There’s more on the strategic foundations behind this kind of brand work across the Brand Positioning and Archetypes hub, which covers the full spectrum from positioning strategy to brand architecture and how these decisions connect to commercial outcomes.

Reporting Brand Equity to the Business

The final challenge is making brand equity measurement legible to people who don’t spend their days thinking about marketing. Finance directors, CEOs, and boards need to understand what the numbers mean in commercial terms, not in marketing terms.
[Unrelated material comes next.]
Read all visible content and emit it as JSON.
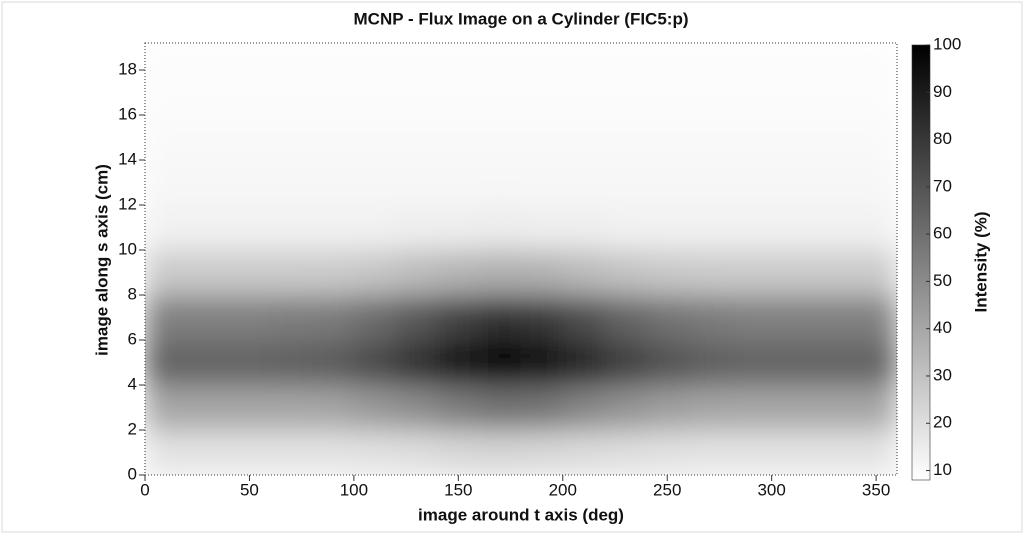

The most effective approach I’ve used is to anchor brand metrics to business outcomes explicitly. Don’t present awareness scores in isolation. Present them alongside consideration scores and alongside the commercial metrics they’re designed to influence. Show the trend, not just the snapshot. And be honest when the data doesn’t tell a clear story. Overclaiming on brand ROI destroys credibility faster than any bad campaign.

Marketing is a business support function. It exists to help the business grow, retain customers, and compete effectively. Brand equity measurement should be designed with that purpose in mind. If the measurement can’t inform a commercial decision, it’s not worth doing. Sprout Social’s brand awareness ROI calculator is one practical tool for connecting brand activity to commercial value in terms that non-marketers can engage with.

The goal isn’t perfect measurement. It’s honest approximation. You won’t be able to put a precise revenue figure on every brand impression. But you can build a credible case that brand investment is creating commercial value, and you can track whether that value is growing or declining over time. That’s enough to make better decisions. And better decisions are what measurement is for.

About the Author

Keith Lacy is a marketing strategist and former agency CEO with 20+ years of experience across agency leadership, performance marketing, and commercial strategy. He writes The Marketing Juice to cut through the noise and share what works.

Frequently Asked Questions

What is the best metric for measuring brand equity?
There is no single best metric. Brand equity is best measured through a cluster of indicators that together give a commercial picture: price premium, share of wallet, branded search volume, consideration scores among non-customers, and retention rate. Relying on awareness alone will give you an incomplete and often misleading read on brand strength.
How is brand equity different from brand awareness?
Brand awareness is whether buyers have heard of you. Brand equity is the commercial premium you earn because of what your brand means to them. A brand can have high awareness and low equity if it is well-known but not preferred, not trusted, or not associated with the attributes that drive purchase decisions. Equity is what creates pricing power and loyalty. Awareness alone does not.
How often should brand equity be measured?
Brand tracking should run continuously or at minimum quarterly, with consistent methodology across waves. The value of brand measurement comes from tracking trends over time, not from single-point snapshots. Changing your methodology or survey design mid-programme destroys the historical baseline and makes trend analysis impossible.
Why does performance marketing undervalue brand equity?
Most digital attribution models credit the last touchpoint before conversion, which is typically a performance channel like paid search. This systematically undervalues brand activity that built the intent and consideration that made the conversion possible. A buyer who searches for your brand by name and clicks a paid search ad was often going to buy anyway. The brand created the demand. The performance channel captured it.
How do you present brand equity data to a CFO or board?
Connect brand metrics to commercial outcomes explicitly. Present consideration scores alongside conversion rates. Show branded search volume trends alongside revenue trends. Anchor the conversation to business decisions the data can inform, such as budget allocation, pricing strategy, or market expansion. Avoid presenting brand metrics in isolation. The goal is to show that brand investment is creating measurable commercial value, even if that value cannot always be attributed with precision.